If you're studying a molecule like the one shown below and you want to predict the absorption wavelength from UVVIS, would you count all of the π electrons, or just the conjugated ones? It doesn't make much sense to me why you'd want to include the π electrons from the phenyl group next to the neutrally charged Nitrogen because it's not conjugated with the rest of the molecule to the same extent the other phenyl group is, and thus seems like it would be grossly inaccurate to assume that those π electrons contribute the same as the others.

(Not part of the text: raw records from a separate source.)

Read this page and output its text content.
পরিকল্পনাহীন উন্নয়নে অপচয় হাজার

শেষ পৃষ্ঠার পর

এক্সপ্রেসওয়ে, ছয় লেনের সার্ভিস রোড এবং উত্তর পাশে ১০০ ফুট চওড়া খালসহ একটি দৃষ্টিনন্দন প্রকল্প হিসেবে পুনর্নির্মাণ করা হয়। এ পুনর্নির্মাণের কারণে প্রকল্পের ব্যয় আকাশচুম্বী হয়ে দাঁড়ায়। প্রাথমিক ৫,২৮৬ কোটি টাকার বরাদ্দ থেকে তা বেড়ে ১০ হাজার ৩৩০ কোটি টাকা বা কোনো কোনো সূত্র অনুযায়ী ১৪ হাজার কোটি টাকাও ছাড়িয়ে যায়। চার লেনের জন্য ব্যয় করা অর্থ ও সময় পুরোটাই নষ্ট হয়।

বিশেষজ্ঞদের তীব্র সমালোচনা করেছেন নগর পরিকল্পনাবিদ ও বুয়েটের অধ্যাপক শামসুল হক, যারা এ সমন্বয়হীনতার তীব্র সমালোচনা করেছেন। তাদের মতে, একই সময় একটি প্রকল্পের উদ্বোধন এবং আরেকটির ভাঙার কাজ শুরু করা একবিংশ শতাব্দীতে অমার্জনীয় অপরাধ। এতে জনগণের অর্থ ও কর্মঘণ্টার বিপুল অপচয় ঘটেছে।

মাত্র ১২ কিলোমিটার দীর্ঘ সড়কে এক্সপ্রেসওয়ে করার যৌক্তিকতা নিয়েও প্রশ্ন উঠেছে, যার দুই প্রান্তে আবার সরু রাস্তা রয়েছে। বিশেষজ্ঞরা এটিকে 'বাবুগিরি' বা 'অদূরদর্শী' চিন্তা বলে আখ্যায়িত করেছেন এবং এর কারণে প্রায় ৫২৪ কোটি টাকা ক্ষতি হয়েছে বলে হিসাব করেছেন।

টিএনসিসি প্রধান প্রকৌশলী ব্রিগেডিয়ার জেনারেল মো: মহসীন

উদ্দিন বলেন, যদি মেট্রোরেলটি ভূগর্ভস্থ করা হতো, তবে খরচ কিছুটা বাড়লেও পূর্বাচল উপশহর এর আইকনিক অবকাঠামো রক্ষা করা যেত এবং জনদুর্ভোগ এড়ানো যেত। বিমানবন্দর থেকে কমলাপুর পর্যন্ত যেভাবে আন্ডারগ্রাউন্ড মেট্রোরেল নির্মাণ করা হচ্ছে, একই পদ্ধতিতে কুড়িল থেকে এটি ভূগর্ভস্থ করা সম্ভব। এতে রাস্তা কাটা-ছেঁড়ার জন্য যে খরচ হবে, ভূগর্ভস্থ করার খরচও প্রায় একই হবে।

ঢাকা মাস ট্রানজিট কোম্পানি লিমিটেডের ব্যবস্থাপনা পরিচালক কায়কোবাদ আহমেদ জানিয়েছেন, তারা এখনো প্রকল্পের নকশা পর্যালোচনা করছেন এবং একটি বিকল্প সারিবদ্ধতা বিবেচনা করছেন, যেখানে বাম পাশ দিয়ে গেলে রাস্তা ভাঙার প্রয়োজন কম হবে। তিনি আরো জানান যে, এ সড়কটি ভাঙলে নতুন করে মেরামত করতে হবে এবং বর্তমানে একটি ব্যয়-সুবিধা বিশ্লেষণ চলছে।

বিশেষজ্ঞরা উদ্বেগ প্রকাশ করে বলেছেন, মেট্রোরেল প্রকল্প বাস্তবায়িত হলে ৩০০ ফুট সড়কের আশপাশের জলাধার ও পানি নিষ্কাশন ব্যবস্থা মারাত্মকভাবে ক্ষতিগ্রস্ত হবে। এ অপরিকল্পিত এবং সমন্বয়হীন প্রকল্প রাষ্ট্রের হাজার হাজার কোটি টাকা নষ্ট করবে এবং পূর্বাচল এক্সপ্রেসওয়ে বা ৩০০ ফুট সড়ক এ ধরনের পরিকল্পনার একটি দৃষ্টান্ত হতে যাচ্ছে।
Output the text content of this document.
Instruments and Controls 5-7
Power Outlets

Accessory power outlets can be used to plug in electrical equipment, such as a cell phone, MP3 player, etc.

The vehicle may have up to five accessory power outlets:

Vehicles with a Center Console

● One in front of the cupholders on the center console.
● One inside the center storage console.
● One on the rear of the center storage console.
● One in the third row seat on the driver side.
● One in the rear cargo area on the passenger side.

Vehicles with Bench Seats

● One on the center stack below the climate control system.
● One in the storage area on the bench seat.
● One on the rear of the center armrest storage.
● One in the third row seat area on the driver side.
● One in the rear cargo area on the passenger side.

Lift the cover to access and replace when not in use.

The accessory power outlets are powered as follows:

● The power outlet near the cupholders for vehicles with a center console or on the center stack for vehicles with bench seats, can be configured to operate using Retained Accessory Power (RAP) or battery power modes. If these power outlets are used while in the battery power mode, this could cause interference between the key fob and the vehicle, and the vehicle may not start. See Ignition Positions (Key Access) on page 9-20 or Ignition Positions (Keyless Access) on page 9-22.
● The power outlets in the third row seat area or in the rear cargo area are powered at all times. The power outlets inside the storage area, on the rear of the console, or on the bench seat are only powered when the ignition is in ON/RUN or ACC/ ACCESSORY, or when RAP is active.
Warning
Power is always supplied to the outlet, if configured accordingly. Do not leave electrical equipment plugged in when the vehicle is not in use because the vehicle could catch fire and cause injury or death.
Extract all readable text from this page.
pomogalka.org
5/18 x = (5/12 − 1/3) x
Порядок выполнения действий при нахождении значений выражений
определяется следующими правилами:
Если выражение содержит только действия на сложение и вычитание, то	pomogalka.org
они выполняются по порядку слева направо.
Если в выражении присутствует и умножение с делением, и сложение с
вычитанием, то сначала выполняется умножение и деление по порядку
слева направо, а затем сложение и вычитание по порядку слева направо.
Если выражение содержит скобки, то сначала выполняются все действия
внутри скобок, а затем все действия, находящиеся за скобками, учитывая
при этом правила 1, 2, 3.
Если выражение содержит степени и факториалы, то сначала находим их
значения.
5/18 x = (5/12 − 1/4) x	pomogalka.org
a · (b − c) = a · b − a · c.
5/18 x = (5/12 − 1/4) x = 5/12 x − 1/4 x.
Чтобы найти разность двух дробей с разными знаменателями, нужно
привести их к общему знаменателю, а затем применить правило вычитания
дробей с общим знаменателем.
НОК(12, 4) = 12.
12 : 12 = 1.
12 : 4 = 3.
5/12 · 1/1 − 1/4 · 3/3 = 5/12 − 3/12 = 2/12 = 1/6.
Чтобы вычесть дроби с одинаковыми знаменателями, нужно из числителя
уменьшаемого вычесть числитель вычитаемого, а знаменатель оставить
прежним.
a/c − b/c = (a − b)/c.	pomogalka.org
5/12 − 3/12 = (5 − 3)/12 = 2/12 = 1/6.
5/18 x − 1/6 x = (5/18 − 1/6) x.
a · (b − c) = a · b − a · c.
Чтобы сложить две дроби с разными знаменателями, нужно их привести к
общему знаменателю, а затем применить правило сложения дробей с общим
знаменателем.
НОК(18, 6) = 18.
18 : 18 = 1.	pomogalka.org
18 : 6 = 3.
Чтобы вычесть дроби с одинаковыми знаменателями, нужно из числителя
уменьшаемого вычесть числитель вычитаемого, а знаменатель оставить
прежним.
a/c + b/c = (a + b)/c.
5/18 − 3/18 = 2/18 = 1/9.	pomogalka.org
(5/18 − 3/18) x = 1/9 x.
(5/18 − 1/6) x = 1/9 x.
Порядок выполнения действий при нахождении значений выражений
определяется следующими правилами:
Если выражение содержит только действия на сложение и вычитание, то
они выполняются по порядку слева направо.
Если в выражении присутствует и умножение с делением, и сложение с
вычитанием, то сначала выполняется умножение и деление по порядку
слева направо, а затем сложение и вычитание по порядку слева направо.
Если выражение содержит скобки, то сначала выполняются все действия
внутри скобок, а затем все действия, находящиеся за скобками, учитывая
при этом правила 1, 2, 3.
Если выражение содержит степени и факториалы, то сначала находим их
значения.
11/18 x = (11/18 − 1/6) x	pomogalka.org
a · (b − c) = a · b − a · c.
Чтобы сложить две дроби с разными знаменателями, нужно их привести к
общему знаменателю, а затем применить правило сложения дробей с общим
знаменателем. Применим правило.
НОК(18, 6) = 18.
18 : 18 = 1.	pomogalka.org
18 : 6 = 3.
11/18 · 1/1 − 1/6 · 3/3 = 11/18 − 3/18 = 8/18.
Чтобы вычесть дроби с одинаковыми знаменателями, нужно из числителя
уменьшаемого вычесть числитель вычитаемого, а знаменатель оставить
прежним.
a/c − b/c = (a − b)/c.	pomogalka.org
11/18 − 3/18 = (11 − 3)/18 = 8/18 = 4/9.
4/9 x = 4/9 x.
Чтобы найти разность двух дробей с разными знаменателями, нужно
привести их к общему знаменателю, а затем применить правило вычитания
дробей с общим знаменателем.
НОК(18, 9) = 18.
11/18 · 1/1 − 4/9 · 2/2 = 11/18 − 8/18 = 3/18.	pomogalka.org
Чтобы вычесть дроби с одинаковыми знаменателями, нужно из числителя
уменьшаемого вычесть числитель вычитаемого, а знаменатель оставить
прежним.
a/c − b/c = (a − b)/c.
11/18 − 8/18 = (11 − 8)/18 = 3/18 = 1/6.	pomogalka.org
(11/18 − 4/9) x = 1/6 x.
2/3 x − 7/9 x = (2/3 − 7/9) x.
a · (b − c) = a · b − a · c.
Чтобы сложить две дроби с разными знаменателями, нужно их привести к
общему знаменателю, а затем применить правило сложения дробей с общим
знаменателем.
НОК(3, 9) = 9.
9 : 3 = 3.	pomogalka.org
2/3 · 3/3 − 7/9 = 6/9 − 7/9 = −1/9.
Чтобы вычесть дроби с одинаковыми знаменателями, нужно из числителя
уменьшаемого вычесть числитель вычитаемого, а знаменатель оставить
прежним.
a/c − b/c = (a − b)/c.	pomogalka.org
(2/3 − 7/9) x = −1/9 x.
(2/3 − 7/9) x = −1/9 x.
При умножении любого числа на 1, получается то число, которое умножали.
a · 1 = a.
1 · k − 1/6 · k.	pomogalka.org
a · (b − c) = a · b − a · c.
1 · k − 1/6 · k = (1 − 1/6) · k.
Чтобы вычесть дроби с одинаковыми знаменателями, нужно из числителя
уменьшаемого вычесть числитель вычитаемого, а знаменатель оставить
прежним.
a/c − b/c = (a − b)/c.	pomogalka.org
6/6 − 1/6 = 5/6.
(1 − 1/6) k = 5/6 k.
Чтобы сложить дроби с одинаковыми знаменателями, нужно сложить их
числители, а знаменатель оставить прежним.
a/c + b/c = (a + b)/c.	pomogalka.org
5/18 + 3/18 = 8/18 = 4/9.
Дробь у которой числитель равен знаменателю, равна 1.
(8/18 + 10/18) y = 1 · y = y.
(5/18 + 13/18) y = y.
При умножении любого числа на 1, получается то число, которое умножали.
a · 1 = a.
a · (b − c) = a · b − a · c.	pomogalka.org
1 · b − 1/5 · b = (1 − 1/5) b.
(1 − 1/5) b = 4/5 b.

• I disagree with your assertion that this molecule is not fully conjugated. I believe both phenyl rings are coplanar with each other and conjugated together. Don't believe me? Draw the resonance structure where the uncharged donates electrons into the 2-position, shifting the methylene pi-bond to the 2' position, dumping a lone pair back on to the originally charged nitrogen. More importantly, it can't be resolved without a crystal structure. This is one of those times where you'd have to calculate several options and let experiment tell you which is correct. – Lighthart Feb 3 '16 at 22:26
• Yes I just thought of that. I was thinking that the sulfur and nitrogen are sp3 hybridized without an open p orbital, but I forgot about rehybridization. Thank you makes a lot of sense. So I'm counting 16 pi electrons, using the equation I get a theoretical absorption wavelength of 272 nm. Experimental is 425. Seems too far off – Plex ASM Feb 3 '16 at 22:31
• Molecule is symmetric and only ethyl groups' carbons don't participate in conjugation (nitrogens and sufurs do) . BTW I cant see how 1-D box would be of much use here. – Mithoron Feb 3 '16 at 22:36
• And then Mithoron's comment is great. You'd have n-pi* transitions for this molecule – Lighthart Feb 3 '16 at 23:53

In a very basic first order approximation you can treat dyes with an extended conjugated π-system with the one-dimensional particle in the box approach. I simplified your system and calculated it at the DF-BP86/def2-SVP level of theory. The length of the box is about $L=1.20~\mathrm{nm}$, the following graphic shows it in Ångström.